Introduction
Worldwide public transport systems are exposed to disruptions caused by malfunctions, accidents, maintenance, reduced fleet, and disasters, compromising mobility. Transport networks’ multimodal planning and management can be explored to increase their robustness against these events. In this context, this research paper proposes and empirically compares methods to assess the robustness of a multimodal transport network, looking at aspects regarding the single-mode and multimodal network topology.
Materials and Methods
We hypothesize that the appropriate multilayered and traffic sensitive modeling of a multimodal transport network can help characterize robustness and further unravel vulnerabilities related to the integration of different transport modes. Using metric-based targeting, we evaluate how the network decreases performance when simulating failures on stations and pathways using different scenarios. The following six extraction strategies for nodes and edges were used in the simulation: Random removal; Initial Degree removal; Initial Betweenness removal; Recalculate Degree removal; Recalculate Betweenness removal; and Multimodal Hubs removal. Lisbon’s public transport is used as a case study and is modeled as a multiplex network integrating eight different modes of transport. Proposing a novel normalized version of assessing the impact of failures, we were able to compare side by side the robustness of each modality layer, regardless of their size.
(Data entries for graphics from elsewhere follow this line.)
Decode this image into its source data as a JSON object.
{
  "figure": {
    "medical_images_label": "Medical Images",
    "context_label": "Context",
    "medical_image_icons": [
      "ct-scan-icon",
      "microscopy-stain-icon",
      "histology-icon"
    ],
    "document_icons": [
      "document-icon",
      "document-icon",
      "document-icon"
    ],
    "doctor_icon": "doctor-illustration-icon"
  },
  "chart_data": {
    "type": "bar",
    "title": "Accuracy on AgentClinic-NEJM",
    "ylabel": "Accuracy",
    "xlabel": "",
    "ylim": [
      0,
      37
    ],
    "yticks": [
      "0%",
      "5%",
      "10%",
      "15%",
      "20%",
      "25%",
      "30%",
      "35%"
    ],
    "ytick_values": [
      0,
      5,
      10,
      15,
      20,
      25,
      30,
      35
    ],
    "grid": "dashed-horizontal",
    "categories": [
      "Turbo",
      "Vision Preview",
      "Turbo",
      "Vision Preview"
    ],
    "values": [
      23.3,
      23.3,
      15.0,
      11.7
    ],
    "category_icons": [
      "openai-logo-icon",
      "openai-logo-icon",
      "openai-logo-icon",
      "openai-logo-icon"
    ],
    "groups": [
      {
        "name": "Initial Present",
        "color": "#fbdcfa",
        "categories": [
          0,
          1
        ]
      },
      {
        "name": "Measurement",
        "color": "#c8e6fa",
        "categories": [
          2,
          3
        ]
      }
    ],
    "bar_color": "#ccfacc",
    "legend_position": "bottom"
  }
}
Lastly, we simulate cascading events such as the breakdown of an entire transportation line.
Conclusions
Using different ways to induce failures in the network, we observe that to leave all nodes completely disconnected, we would need to remove about half the network nodes, highlighting the robustness of the Lisbon public transport network. Comparing different failure scenarios, methods that rely on recalculating network metrics yield a higher impact on the network robustness assessment. The impact of different events is quantified, showing that failures in stations are generally more dangerous than in pathways and offering views on the consequences of deactivating particular network modules. Overall, the results of this study allow decision-makers to gain further understanding of the topological vulnerabilities of a transportation network.